Publicado: 12 enero, 2013 de Pepe E. Carretero en Uncategorized

Terminé  ¿Qué es un número? Parte I en el siglo XVII de la siguiente manera:

Sin equívoco posible podemos decir que la matemática europea vivió hasta el siglo XVII sobre la teoría de las proporciones euclideas. Por lo demás, solo en esta época se adoptaron los números decimales con cifras después de la coma, que pasaron a ser de uso corriente en los cálculos astronómicos. También a principios del XVII se inventaron los logaritmos, lo cual indicaba ya una especie de concepción de un continuo numérico, pero aparecieron por razones prácticas antes de ser aceptados en el plano teórico por Newton y Leibniz quienes al fundar el cálculo diferencial e integral impusieron esta concepción del continuo numérico analizado por medio de números. Las razones que Euclides consideraba entre magnitudes geométricas se habían convertido por último en números.

Pese a todo esto, ni tan siquiera entonces se formuló realmente el concepto de número real. Se consideraba todavía una base geométrica. Newton consideró el número como una razón entre dos cantidades homogéneas de la misma naturaleza. Concebía las razones geométricas como números, pero esta concepción se basaba todavía en la geometría. Muy poco a poco, ya en el siglo XIX, se fue advirtiendo que se podían fundar los números reales en consideraciones puramente aritméticas, prescindiendo de la geometría. El primero en tener la idea fue Bolzano, un filósofo matemático checo, pero su tentativa no culminó. El primero en realizar las construcciones aritméticas de números reales fue Dedekind en 1858, al que siguieron Weierstrass y luego Cantor en 1872.
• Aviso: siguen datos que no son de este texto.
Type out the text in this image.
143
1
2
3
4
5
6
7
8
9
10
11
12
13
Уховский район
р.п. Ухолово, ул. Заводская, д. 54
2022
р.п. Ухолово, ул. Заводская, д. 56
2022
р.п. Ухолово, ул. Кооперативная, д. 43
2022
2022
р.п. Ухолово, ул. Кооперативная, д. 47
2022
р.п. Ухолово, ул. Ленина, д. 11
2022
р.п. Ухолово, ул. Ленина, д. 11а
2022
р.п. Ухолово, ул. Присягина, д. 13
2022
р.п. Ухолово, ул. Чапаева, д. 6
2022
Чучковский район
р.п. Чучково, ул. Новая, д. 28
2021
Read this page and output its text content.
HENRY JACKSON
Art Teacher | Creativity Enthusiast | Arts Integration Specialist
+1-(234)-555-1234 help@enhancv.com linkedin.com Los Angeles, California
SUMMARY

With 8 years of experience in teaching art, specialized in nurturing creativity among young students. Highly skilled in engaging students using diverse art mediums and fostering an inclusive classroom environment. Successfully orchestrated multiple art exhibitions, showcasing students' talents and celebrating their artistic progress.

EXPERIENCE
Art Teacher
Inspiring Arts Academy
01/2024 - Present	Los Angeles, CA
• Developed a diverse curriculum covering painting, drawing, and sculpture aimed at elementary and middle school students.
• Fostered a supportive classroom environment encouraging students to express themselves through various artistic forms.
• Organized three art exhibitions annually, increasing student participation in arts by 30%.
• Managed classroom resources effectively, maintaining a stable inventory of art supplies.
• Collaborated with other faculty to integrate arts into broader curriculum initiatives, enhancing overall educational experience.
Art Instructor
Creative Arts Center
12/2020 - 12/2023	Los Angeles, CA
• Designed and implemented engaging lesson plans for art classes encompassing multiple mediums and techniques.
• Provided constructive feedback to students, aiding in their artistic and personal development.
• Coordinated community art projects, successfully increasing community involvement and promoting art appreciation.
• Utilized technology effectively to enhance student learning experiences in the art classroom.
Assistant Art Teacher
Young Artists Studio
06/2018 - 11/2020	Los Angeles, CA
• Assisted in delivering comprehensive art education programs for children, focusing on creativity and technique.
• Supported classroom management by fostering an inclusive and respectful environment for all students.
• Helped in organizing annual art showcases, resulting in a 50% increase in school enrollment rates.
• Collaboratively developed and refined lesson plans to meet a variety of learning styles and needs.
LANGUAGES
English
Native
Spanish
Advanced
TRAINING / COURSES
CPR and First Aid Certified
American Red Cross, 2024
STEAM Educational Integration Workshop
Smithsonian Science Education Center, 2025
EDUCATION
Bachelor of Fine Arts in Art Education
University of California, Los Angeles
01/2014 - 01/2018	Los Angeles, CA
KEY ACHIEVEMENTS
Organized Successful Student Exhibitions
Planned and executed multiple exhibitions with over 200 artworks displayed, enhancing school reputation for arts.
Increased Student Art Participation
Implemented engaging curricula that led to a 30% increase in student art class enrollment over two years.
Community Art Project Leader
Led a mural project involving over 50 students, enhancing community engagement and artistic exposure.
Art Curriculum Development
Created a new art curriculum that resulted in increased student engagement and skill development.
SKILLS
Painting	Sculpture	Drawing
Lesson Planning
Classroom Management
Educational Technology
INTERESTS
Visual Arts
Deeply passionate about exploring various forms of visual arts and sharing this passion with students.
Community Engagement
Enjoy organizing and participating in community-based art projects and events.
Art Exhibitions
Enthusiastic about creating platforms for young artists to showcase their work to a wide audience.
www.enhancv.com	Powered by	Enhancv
A finales del siglo XIX podemos considerar que quedaba establecido el concepto de número tal y como lo entendemos hoy en día, con algunos matices ligados a la naturaleza atribuida a los distintos tipos de números. Había en particular los números imaginarios y complejos, que era necesario usar para estudiar los enteros. Los números imaginarios aparecen por primera vez en un libro de álgebra de Giorolamo Cardano, un matemático del norte de Italia, en el siglo XVI. Pero no les sacó partido. El primer texto en el que vemos realmente en acción a estos números es un poco posterior. Es otro italiano, Bombelli, en 1572. Se trata simplemente de raíces cuadradas de números negativos. Hay una regla de signos conocida desde hace mucho tiempo que dice que si se multiplica más por más, o menos por menos, se obtiene siempre más. Por tanto, un cuadrado de un número en sentido ordinario es necesariamente positivo. Bombelli le da mayor extensión; dice haber descubierto un nuevo tipo de irracional, le da unas reglas de cálculo y demuestra que dichos números son útiles para estudiar la ecuación de tercer grado. Más tarde, en el siglo XVII, Albert Girard en 1629 y luego René Descartes enunciaron que una ecuación algebraica tiene tantas raíces o soluciones, como grados. Una ecuación de segundo grado tiene dos raíces, una de tercer grado, tres. etc. En su ‘Geometría’ de 1637, apéndice famoso de su ‘Discurso del Método’, Descartes, como Girard antes que él, explicó que el número de raíces era igual al grado, pero que estas raíces no siempre eran reales. Fue allí donde introdujo el término ‘imaginario’ (Girard decía “imposible”). Imaginario, es decir, que cabe imaginar un número de soluciones igual al grado. Cabe imaginarlos, es decir, representarlos por letras, ya que se está en el marco de un álgebra literal, y manipularlos como si fueran números, aunque a los ojos de Girard y Descartes no lo fuesen realmente. Los consideraban como meros intermediarios formales del cálculo muy útiles porque permitían tratar de un modo general los problemas de álgebra. Albert Girard lo dice explícitamente: se los introduce para disponer de reglas generales.

imaginario

En el siglo XVII comenzó a forjarse la noción de número complejo. Se empezó demostrando que estos imaginarios, estos intermediarios formales, pues no se sabían muy qué eran, eran utilizables para el cálculo integral. Pero entonces ya no se podía decir simplemente que eran meros objetos formales, puesto que había que escribir, por ejemplo, el logaritmo de un imaginario. Había que tratar de interpretar que podían ser. En la práctica, el número imaginario intervenía siempre en un par de números reales. Es este par lo que llamamos número complejo. Un número complejo comprende una cantidad real, digamos p, y otra cantidad real, digamos q, multiplicada por √-1. La única intervención de la imposibilidad es la introducción de √-1. Fueron los números complejos los que permitieron a d’Alembert, en 1746, emprender la demostración del llamado Teorema Fundamental del Álgebra. D’Alembert precisó el enunciado de Descartes según el cual una ecuación tiene tantas raíces como grados demostrando que las raíces imaginarias introducidas por el filósofo-matemático son todas de la forma p+q…-1. La demostración completa se debe a Gauss (1799).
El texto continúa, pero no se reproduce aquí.